Münchner (17) bei Autokauf erschossen

München - Er wollte einen VW-Bus kaufen - und geriet in einen tödlichen Hinterhalt. Ein 17-Jähriger aus Neuaubing ist in Fulda erschossen worden - mit sechs Kugeln aus nächster Nähe.

Bilder aus Fulda

Münchner (17) bei Autokauf in Fulda erschossen

Er wird bald volljährig und wollte ein Auto kaufen. Doch der Verkäufer zog nicht den Schlüssel aus der Tasche, sondern eine Pistole und richtete den jungen Mann regelrecht hin.

Ein 17-jähriger Münchner wurde in Fulda beim Autokauf erschossen!

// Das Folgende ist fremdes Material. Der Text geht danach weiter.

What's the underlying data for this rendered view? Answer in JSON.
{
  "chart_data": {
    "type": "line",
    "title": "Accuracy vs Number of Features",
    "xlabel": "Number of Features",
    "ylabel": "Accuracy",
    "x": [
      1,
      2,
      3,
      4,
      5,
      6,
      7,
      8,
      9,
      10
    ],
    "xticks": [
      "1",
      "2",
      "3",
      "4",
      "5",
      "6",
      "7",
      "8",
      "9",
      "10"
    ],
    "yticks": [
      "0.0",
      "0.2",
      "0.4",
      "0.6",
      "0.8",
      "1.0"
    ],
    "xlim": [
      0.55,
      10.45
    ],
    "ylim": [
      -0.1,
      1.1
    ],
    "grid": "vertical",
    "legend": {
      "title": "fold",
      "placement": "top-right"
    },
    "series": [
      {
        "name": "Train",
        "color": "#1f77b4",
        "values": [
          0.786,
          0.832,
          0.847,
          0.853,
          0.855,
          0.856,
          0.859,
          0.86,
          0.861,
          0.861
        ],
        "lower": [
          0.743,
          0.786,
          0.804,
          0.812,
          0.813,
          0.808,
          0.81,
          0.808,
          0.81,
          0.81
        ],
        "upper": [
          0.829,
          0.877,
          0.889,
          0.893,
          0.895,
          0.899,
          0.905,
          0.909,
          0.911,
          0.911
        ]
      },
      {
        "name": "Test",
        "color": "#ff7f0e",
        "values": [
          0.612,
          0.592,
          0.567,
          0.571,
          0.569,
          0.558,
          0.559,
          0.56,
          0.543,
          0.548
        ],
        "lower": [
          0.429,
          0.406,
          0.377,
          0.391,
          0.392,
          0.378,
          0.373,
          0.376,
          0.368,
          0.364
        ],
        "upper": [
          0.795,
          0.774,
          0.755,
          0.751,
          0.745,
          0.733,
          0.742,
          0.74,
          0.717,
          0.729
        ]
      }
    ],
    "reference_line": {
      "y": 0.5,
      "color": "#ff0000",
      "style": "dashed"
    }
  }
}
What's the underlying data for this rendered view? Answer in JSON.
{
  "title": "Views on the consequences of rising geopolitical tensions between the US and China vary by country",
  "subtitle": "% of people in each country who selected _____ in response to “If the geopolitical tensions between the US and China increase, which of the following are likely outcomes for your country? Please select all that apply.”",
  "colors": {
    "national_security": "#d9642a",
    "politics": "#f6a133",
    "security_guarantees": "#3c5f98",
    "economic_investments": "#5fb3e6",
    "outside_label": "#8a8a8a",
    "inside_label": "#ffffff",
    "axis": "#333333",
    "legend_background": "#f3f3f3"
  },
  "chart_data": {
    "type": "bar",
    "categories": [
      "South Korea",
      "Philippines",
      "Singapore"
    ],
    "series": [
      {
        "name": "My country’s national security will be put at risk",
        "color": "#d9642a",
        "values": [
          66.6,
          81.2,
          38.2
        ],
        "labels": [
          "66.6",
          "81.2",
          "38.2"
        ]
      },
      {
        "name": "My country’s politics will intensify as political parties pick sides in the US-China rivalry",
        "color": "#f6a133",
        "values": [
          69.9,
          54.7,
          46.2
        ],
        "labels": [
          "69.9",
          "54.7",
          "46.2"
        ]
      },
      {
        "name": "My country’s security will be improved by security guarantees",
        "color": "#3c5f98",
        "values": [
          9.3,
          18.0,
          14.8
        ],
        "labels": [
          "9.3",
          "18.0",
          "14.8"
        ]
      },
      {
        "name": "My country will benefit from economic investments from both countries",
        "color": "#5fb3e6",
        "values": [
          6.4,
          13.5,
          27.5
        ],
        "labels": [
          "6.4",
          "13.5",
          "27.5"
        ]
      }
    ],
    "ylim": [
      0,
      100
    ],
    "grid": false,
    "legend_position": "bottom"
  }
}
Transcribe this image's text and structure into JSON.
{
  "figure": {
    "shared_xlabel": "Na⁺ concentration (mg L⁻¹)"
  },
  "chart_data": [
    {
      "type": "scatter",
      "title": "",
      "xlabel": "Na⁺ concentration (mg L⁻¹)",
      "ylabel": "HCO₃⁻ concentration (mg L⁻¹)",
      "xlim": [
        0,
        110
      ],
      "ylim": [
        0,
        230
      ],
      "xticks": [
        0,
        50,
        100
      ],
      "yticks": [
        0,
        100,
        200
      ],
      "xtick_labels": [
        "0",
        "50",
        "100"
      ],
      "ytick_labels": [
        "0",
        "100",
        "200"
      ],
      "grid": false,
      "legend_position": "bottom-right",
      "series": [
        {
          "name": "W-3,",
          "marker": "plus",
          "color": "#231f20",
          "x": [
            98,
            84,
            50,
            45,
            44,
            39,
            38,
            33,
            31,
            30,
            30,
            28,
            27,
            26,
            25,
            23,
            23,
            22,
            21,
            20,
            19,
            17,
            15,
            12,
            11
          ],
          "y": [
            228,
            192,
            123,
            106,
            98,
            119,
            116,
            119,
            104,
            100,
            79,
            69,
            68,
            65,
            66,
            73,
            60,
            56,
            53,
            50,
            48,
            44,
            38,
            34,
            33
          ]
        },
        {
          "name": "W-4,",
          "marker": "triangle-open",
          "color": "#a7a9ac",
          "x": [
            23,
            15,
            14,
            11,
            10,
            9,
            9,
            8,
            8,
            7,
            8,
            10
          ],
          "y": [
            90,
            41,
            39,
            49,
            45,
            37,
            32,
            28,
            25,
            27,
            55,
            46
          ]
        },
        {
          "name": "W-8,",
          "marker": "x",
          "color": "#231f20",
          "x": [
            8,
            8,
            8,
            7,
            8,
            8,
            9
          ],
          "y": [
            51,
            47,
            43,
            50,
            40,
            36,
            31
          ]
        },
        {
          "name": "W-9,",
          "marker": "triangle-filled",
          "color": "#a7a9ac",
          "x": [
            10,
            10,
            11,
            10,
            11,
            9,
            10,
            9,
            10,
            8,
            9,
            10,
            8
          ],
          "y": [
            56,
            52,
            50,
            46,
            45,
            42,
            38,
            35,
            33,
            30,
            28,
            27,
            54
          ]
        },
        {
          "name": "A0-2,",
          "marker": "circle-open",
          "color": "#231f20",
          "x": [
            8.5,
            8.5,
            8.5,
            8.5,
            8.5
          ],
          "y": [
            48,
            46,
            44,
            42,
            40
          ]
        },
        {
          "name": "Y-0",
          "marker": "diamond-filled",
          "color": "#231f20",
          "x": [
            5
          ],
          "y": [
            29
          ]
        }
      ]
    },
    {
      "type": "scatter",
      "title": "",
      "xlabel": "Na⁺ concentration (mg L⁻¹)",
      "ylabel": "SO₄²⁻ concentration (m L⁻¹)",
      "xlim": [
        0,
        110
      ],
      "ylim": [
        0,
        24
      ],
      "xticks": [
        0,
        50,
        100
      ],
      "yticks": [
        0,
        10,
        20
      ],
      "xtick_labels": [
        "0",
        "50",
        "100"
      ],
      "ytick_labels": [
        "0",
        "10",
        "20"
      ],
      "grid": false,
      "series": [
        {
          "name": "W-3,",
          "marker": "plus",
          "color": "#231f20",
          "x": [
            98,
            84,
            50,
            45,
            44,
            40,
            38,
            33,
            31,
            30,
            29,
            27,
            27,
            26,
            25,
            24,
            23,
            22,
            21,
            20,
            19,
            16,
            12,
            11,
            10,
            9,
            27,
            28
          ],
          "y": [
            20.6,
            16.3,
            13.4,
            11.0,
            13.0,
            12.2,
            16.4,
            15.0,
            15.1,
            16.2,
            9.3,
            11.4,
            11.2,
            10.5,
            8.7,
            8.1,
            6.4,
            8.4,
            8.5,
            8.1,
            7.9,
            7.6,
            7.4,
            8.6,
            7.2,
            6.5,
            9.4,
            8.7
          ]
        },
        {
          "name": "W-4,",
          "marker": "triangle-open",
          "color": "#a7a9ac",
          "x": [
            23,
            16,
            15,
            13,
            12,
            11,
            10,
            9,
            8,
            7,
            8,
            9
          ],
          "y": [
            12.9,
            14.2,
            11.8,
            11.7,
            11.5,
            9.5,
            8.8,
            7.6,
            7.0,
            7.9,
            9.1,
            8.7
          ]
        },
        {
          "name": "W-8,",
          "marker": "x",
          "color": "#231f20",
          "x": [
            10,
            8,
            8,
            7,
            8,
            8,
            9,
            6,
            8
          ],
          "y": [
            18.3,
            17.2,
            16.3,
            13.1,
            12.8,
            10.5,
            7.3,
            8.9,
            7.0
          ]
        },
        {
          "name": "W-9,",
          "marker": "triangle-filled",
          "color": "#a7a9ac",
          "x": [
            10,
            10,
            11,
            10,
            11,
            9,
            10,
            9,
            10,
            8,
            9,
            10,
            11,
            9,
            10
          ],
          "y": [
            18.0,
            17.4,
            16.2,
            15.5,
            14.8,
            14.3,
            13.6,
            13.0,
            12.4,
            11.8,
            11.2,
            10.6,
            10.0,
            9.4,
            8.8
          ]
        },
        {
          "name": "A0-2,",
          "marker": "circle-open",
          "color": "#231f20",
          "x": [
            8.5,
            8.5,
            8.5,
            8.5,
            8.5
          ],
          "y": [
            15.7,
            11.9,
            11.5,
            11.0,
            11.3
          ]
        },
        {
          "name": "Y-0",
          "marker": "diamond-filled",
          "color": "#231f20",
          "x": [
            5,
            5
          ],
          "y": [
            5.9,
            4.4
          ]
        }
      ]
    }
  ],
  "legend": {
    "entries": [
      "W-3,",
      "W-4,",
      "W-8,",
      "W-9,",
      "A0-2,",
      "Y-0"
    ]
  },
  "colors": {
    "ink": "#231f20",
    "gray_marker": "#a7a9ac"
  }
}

Sein Mörder konnte fliehen – ohne einen einzigen Cent zu erbeuten. Bislang konnte die Polizei den Fall so rekonstruieren: Lorenzo M. aus Neuaubing hat den Wagen im Internet auf einem der vielen Verkaufsportale entdeckt – ein VW Bus vom neuesten Typ T5, Baujahr 2005. Mit dem Anbieter mailt er hin und her, sie verabreden sich für Freitagabend in Fulda. Zur Sicherheit nimmt Lorenzo einen 20-jährigen Kumpel mit, beide haben rumänische Wurzeln.

Die Familie betreibt einen kleinen Gebrauchtwagenhandel in München, der VW Bus soll weiterverkauft werden, erzählen Angehörige. Den Kaufpreis von 14 800 Euro steckt Lorenzo bar ein und gibt das Geld später seinem Freund – man weiß ja nie. Mit der Bahn geht es am Nachmittag nach Hessen, der ICE braucht keine drei Stunden. Als Treffpunkt ist das McDonald’s am Hauptbahnhof in Fulda abgemacht. Dort treffen die beiden den Mann, den sie für einen Autoverkäufer halten. Der erscheint zwar nicht mit dem Bus, sondern in einem schwarzen 5er-BMW-Kombi.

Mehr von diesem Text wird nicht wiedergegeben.